Игорь молчал. Год назад, когда Гошка познакомил его со своей подругой, Игорь решил, что она испорченна и доступна. Не может же порядочная девушка дружить с таким парнем, как Блин, да еще вором! Выпив для храбрости и преодолев робость, он выбрал подходящий момент и так же вот, стоя на набережной, попытался обнять и поцеловать девушку. Но она дала такой отпор, что он долго потом ходил с синяком на лбу, ударившись о гранитный парапет. Второй попытки Игорь уже не делал, тем более что Гошка, заметив его томные взгляды, предупредил: «Смотри, дружба дружбой, но если полезешь к Людке — уколю!».

Теперь после ареста Блина она была свободна.

— Люда, а ты хочешь со мной дружить? — тихо спросил Игорь.

— А какой от тебя прок? Ты же маменькин сынок! — сердито ответила Людмила.

— Я серьезно спрашиваю.

— А я серьезно говорю.

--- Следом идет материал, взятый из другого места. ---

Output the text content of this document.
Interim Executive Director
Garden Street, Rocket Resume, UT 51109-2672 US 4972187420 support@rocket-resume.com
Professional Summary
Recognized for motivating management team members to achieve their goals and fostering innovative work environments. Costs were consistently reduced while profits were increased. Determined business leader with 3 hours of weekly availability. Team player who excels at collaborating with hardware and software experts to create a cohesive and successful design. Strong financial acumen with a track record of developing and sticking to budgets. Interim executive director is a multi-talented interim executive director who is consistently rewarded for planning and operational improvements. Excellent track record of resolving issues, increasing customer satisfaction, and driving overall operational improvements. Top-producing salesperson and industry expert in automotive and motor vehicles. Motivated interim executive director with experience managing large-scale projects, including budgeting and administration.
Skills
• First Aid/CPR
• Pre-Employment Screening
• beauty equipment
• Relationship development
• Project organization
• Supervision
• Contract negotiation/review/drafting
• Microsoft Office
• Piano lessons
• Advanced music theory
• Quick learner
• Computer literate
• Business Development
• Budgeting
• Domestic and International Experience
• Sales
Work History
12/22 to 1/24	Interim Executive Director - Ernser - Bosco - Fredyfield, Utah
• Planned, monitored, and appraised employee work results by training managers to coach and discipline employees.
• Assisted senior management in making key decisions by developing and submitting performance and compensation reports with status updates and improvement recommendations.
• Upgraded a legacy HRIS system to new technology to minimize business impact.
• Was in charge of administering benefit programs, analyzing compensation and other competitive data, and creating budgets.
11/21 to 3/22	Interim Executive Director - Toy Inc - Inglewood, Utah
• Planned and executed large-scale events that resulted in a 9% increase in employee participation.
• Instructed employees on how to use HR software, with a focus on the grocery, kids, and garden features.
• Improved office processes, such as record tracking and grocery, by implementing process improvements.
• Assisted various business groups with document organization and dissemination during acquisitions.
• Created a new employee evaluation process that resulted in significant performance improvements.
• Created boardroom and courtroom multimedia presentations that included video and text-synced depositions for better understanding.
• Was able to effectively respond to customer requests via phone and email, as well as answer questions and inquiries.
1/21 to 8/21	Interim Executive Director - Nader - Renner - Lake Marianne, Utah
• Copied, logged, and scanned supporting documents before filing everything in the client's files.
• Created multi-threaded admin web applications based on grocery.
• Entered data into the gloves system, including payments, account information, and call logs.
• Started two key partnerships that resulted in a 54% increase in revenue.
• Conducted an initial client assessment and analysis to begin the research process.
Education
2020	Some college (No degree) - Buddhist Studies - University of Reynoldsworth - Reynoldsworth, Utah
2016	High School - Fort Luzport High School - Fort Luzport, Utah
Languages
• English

Ты же веришь в любовь, вот и жди, когда она прилетит. А может быть, ты уже влюбился?

— Я тебе предлагаю дружбу, а не любовь.

— Брось ты словами играть! Что дружба, что любовь… Везде обман. Все вы одинаковы. И напрасно ты считаешь меня дурочкой. Дружбу предлагаешь, а я даже адреса твоего не знаю. Почему ты скрываешься?

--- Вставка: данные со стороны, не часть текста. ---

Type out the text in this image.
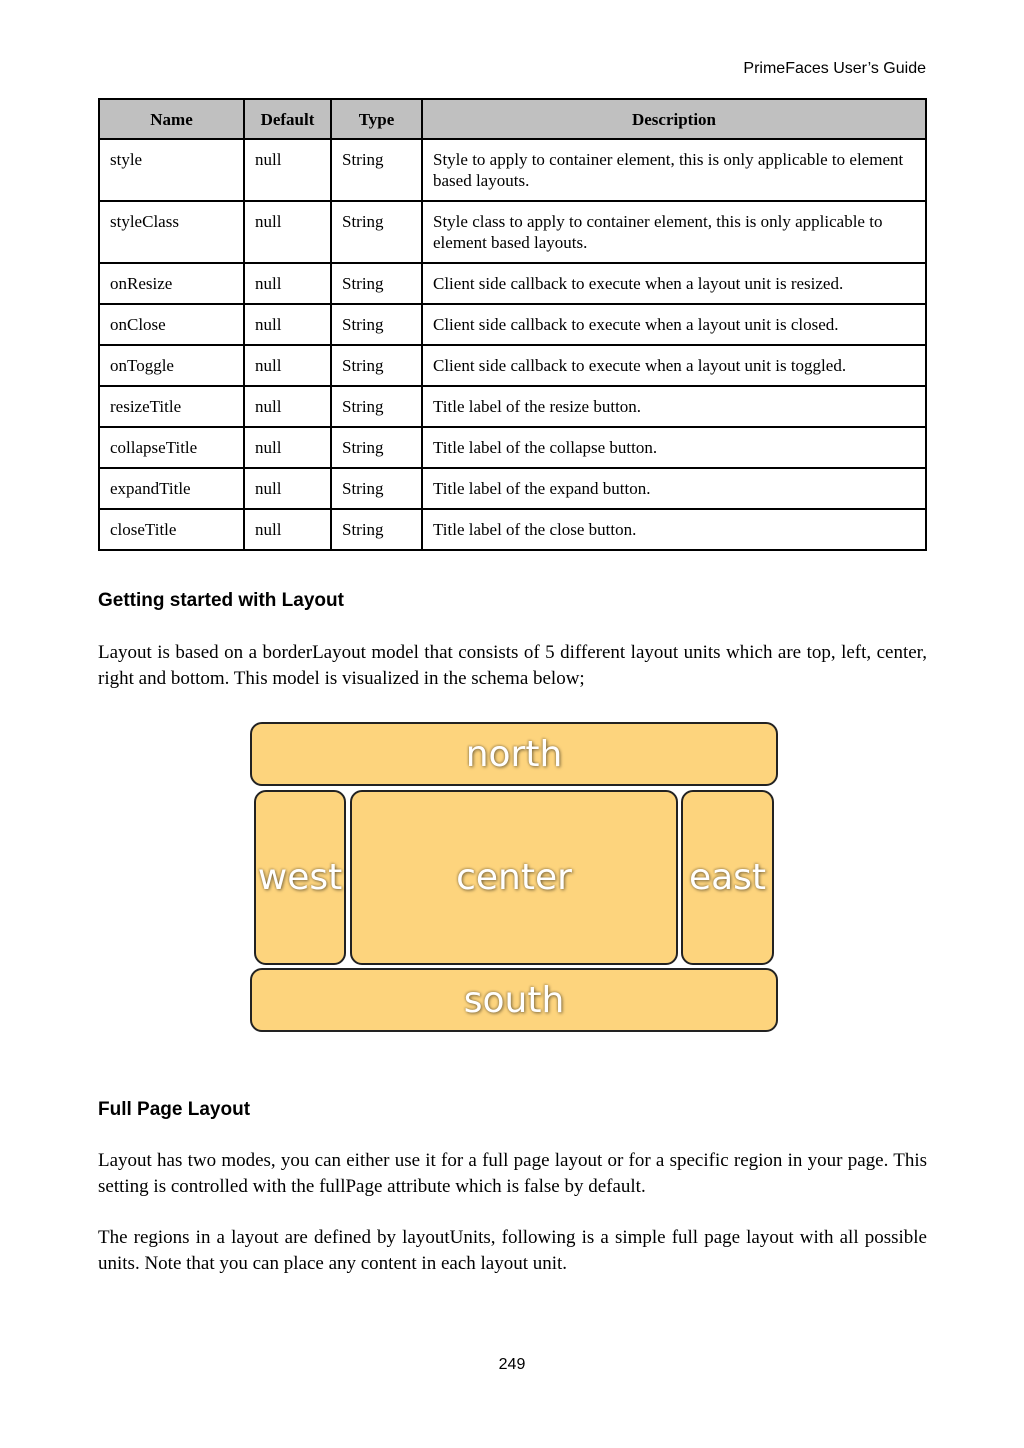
PrimeFaces User’s Guide
Name	Default	Type	Description
style	null	String	Style to apply to container element, this is only applicable to element based layouts.
styleClass	null	String	Style class to apply to container element, this is only applicable to element based layouts.
onResize	null	String	Client side callback to execute when a layout unit is resized.
onClose	null	String	Client side callback to execute when a layout unit is closed.
onToggle	null	String	Client side callback to execute when a layout unit is toggled.
resizeTitle	null	String	Title label of the resize button.
collapseTitle	null	String	Title label of the collapse button.
expandTitle	null	String	Title label of the expand button.
closeTitle	null	String	Title label of the close button.
Getting started with Layout

Layout is based on a borderLayout model that consists of 5 different layout units which are top, left, center, right and bottom. This model is visualized in the schema below;

north
west	center	east
south
Full Page Layout

Layout has two modes, you can either use it for a full page layout or for a specific region in your page. This setting is controlled with the fullPage attribute which is false by default.

The regions in a layout are defined by layoutUnits, following is a simple full page layout with all possible units. Note that you can place any content in each layout unit.

249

— А чтобы ты не испугалась.

— О-о!

— Да. Не смейся раньше времени. Смеется хорошо тот, кто смеется последний.

— А я и не смеюсь. Вон видишь, они жижу вычерпывают. Видишь? В ковшиках… Выпей стакан этой жижи, тогда я с тобой дружить буду. Согласен?

— Ты всё шутишь, Люда, — поморщился Игорь. — Ты умная девушка…

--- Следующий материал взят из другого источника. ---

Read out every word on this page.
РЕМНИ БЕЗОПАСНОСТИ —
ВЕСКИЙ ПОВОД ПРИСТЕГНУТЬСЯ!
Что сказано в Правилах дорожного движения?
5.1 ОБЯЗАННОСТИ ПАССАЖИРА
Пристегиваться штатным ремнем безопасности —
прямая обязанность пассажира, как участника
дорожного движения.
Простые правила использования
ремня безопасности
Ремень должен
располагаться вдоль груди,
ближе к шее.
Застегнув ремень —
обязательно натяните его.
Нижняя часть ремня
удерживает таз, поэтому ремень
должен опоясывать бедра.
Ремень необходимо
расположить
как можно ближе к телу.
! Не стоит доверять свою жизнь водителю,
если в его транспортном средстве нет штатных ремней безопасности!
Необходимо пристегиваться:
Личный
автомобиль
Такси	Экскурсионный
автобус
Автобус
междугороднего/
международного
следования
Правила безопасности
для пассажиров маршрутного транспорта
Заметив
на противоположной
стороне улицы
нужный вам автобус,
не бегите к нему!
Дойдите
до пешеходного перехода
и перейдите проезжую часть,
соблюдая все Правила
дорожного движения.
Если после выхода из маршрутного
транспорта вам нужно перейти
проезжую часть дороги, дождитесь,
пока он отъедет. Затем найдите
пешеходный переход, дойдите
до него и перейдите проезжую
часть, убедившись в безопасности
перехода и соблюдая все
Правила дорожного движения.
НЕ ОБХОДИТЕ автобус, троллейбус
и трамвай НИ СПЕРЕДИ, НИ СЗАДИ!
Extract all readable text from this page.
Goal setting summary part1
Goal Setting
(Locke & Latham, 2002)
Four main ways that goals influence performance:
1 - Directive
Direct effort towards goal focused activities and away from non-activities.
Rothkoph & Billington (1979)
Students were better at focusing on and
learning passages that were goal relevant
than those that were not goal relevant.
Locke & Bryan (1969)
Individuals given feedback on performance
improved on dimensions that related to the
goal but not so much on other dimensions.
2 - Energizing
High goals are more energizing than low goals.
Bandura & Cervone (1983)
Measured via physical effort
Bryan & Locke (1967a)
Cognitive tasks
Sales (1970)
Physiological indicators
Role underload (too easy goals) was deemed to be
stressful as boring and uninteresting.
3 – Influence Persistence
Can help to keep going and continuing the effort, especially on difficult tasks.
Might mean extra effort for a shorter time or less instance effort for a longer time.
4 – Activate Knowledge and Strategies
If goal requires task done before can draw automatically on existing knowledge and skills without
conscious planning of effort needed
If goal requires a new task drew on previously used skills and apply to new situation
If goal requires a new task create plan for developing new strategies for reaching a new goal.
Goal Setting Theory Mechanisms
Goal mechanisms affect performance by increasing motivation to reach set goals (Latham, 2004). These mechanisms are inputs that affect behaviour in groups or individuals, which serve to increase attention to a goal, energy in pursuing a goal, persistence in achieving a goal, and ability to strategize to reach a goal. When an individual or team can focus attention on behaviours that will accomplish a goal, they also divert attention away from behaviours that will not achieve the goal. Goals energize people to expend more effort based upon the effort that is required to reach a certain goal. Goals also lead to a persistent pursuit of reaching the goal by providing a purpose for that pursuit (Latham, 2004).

— Вот именно, что умная, а тебе дурочку надо… И чего ты ко мне пристал со своей дружбой? До свиданья! Мне домой надо!

Люда фыркнула и, звонко отстукивая каблуками, быстро зашагала по набережной. Игорь остался на месте, провожая глазами ее стройную фигуру. Оглянется или нет? Неужели не оглянется? Должна оглянуться!

— Не оглянулась! — проговорил он вслух, когда девушка скрылась за поворотом.

 

15. Отец и сын

Проснувшись, Игорь вскочил с кровати, откинул портьеру и выглянул в окно. Машина отца стояла у подъезда. Последние дни Уваров-отец был очень занят, уезжал из дома рано, возвращался усталый, ночью, и Игорь никак не мог выбрать время для серьезного разговора. Не ехать же к отцу на прием, как какому-то просителю. А ждать больше нельзя. Надеть пижаму, домашние туфли было делом нескольких секунд.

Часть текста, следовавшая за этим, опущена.